Twenty-three people have died in Bangladesh, according to the official death toll.
India’s Prime Minister Narendra Modi will survey the damage in West Bengal and Odisha states on Friday, as well as take part in aid meetings.
Modi tweeted earlier that “no stone will be left unturned in helping the affected”.
Improved weather forecasting meant Bangladesh was able to move some 2.4 million people into shelters or out of the storm’s direct path, while India evacuated some 650,000.
At least 10 million people were without power on Thursday afternoon in the worst-hit districts of Bangladesh, said rural electricity board chief Moin Uddin.

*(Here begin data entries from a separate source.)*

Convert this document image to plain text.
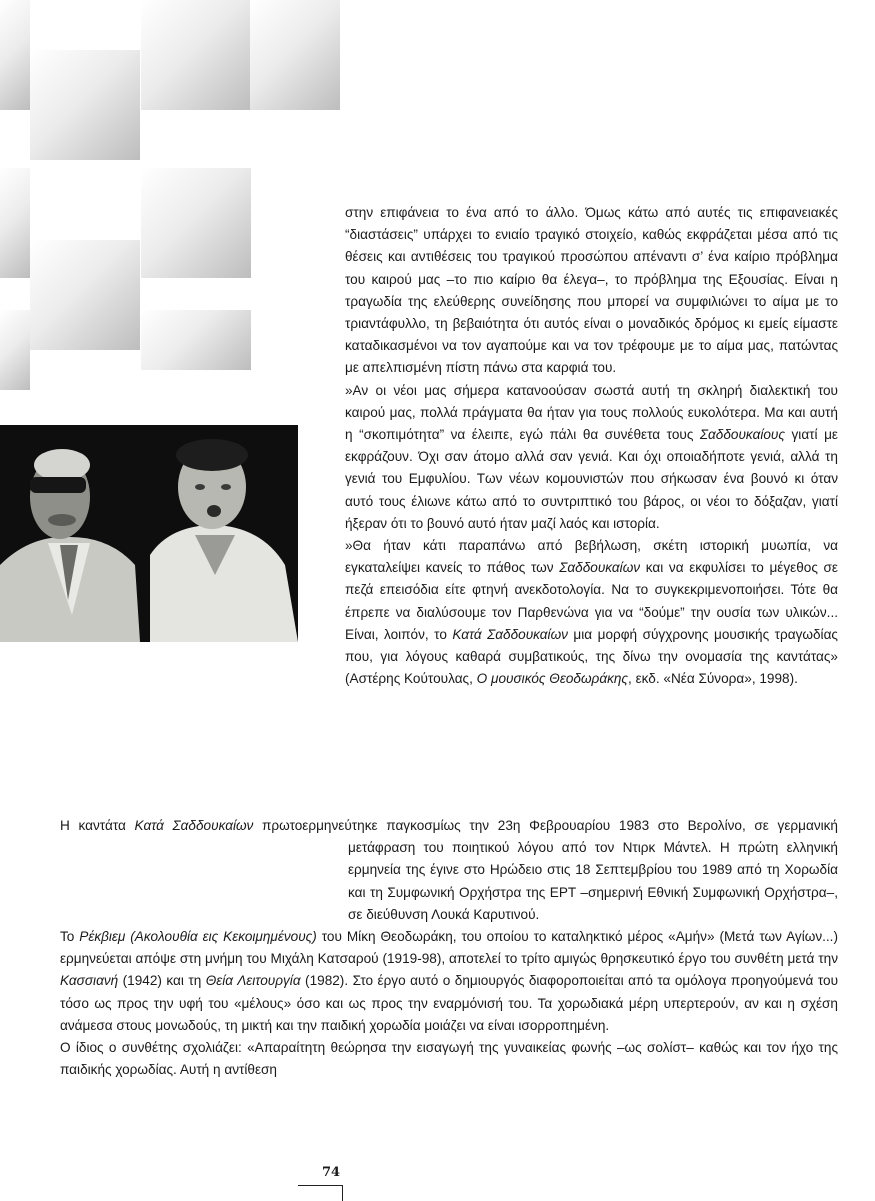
στην επιφάνεια το ένα από το άλλο. Όμως κάτω από αυτές τις επιφανειακές “διαστάσεις” υπάρχει το ενιαίο τραγικό στοιχείο, καθώς εκφράζεται μέσα από τις θέσεις και αντιθέσεις του τραγικού προσώπου απέναντι σ’ ένα καίριο πρόβλημα του καιρού μας –το πιο καίριο θα έλεγα–, το πρόβλημα της Εξουσίας. Είναι η τραγωδία της ελεύθερης συνείδησης που μπορεί να συμφιλιώνει το αίμα με το τριαντάφυλλο, τη βεβαιότητα ότι αυτός είναι ο μοναδικός δρόμος κι εμείς είμαστε καταδικασμένοι να τον αγαπούμε και να τον τρέφουμε με το αίμα μας, πατώντας με απελπισμένη πίστη πάνω στα καρφιά του.

»Αν οι νέοι μας σήμερα κατανοούσαν σωστά αυτή τη σκληρή διαλεκτική του καιρού μας, πολλά πράγματα θα ήταν για τους πολλούς ευκολότερα. Μα και αυτή η “σκοπιμότητα” να έλειπε, εγώ πάλι θα συνέθετα τους Σαδδουκαίους γιατί με εκφράζουν. Όχι σαν άτομο αλλά σαν γενιά. Και όχι οποιαδήποτε γενιά, αλλά τη γενιά του Εμφυλίου. Των νέων κομουνιστών που σήκωσαν ένα βουνό κι όταν αυτό τους έλιωνε κάτω από το συντριπτικό του βάρος, οι νέοι το δόξαζαν, γιατί ήξεραν ότι το βουνό αυτό ήταν μαζί λαός και ιστορία.

»Θα ήταν κάτι παραπάνω από βεβήλωση, σκέτη ιστορική μυωπία, να εγκαταλείψει κανείς το πάθος των Σαδδουκαίων και να εκφυλίσει το μέγεθος σε πεζά επεισόδια είτε φτηνή ανεκδοτολογία. Να το συγκεκριμενοποιήσει. Τότε θα έπρεπε να διαλύσουμε τον Παρθενώνα για να “δούμε” την ουσία των υλικών... Είναι, λοιπόν, το Κατά Σαδδουκαίων μια μορφή σύγχρονης μουσικής τραγωδίας που, για λόγους καθαρά συμβατικούς, της δίνω την ονομασία της καντάτας» (Αστέρης Κούτουλας, Ο μουσικός Θεοδωράκης, εκδ. «Νέα Σύνορα», 1998).

Η καντάτα Κατά Σαδδουκαίων πρωτοερμηνεύτηκε παγκοσμίως την 23η Φεβρουαρίου 1983 στο Βερολίνο, σε γερμανική μετάφραση του ποιητικού λόγου από τον Ντιρκ Μάντελ. Η πρώτη ελληνική ερμηνεία της έγινε στο Ηρώδειο στις 18 Σεπτεμβρίου του 1989 από τη Χορωδία και τη Συμφωνική Ορχήστρα της ΕΡΤ –σημερινή Εθνική Συμφωνική Ορχήστρα–, σε διεύθυνση Λουκά Καρυτινού.

Το Ρέκβιεμ (Ακολουθία εις Κεκοιμημένους) του Μίκη Θεοδωράκη, του οποίου το καταληκτικό μέρος «Αμήν» (Μετά των Αγίων...) ερμηνεύεται απόψε στη μνήμη του Μιχάλη Κατσαρού (1919-98), αποτελεί το τρίτο αμιγώς θρησκευτικό έργο του συνθέτη μετά την Κασσιανή (1942) και τη Θεία Λειτουργία (1982). Στο έργο αυτό ο δημιουργός διαφοροποιείται από τα ομόλογα προηγούμενά του τόσο ως προς την υφή του «μέλους» όσο και ως προς την εναρμόνισή του. Τα χορωδιακά μέρη υπερτερούν, αν και η σχέση ανάμεσα στους μονωδούς, τη μικτή και την παιδική χορωδία μοιάζει να είναι ισορροπημένη.

Ο ίδιος ο συνθέτης σχολιάζει: «Απαραίτητη θεώρησα την εισαγωγή της γυναικείας φωνής –ως σολίστ– καθώς και τον ήχο της παιδικής χορωδίας. Αυτή η αντίθεση

74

The storm levelled more than 55,000 homes — mostly made of tin, mud and bamboo — across Bangladesh, junior disaster management minister Enamur Rahman told AFP.
Kolkata residents woke to flooded streets, with part of the city’s yellow taxi fleet up to their bonnets in water in one neighbourhood and many areas without power.
“Each second seemed like an hour,” bank manager Susanta De said of the storm.
“There were only howling winds and sounds of shattering window panes. All of it was very scary and we thought the end was nearing.”
Bangladesh’s Sundarbans forest chief Moyeen Uddin Khan told AFP the storm surge that smashed into the vast mangrove area — which bore the brunt of the storm — was “not as high as was feared earlier”.
He said Amphan’s impact on wildlife, especially the forest’s endangered Bengal tigers, was not yet known.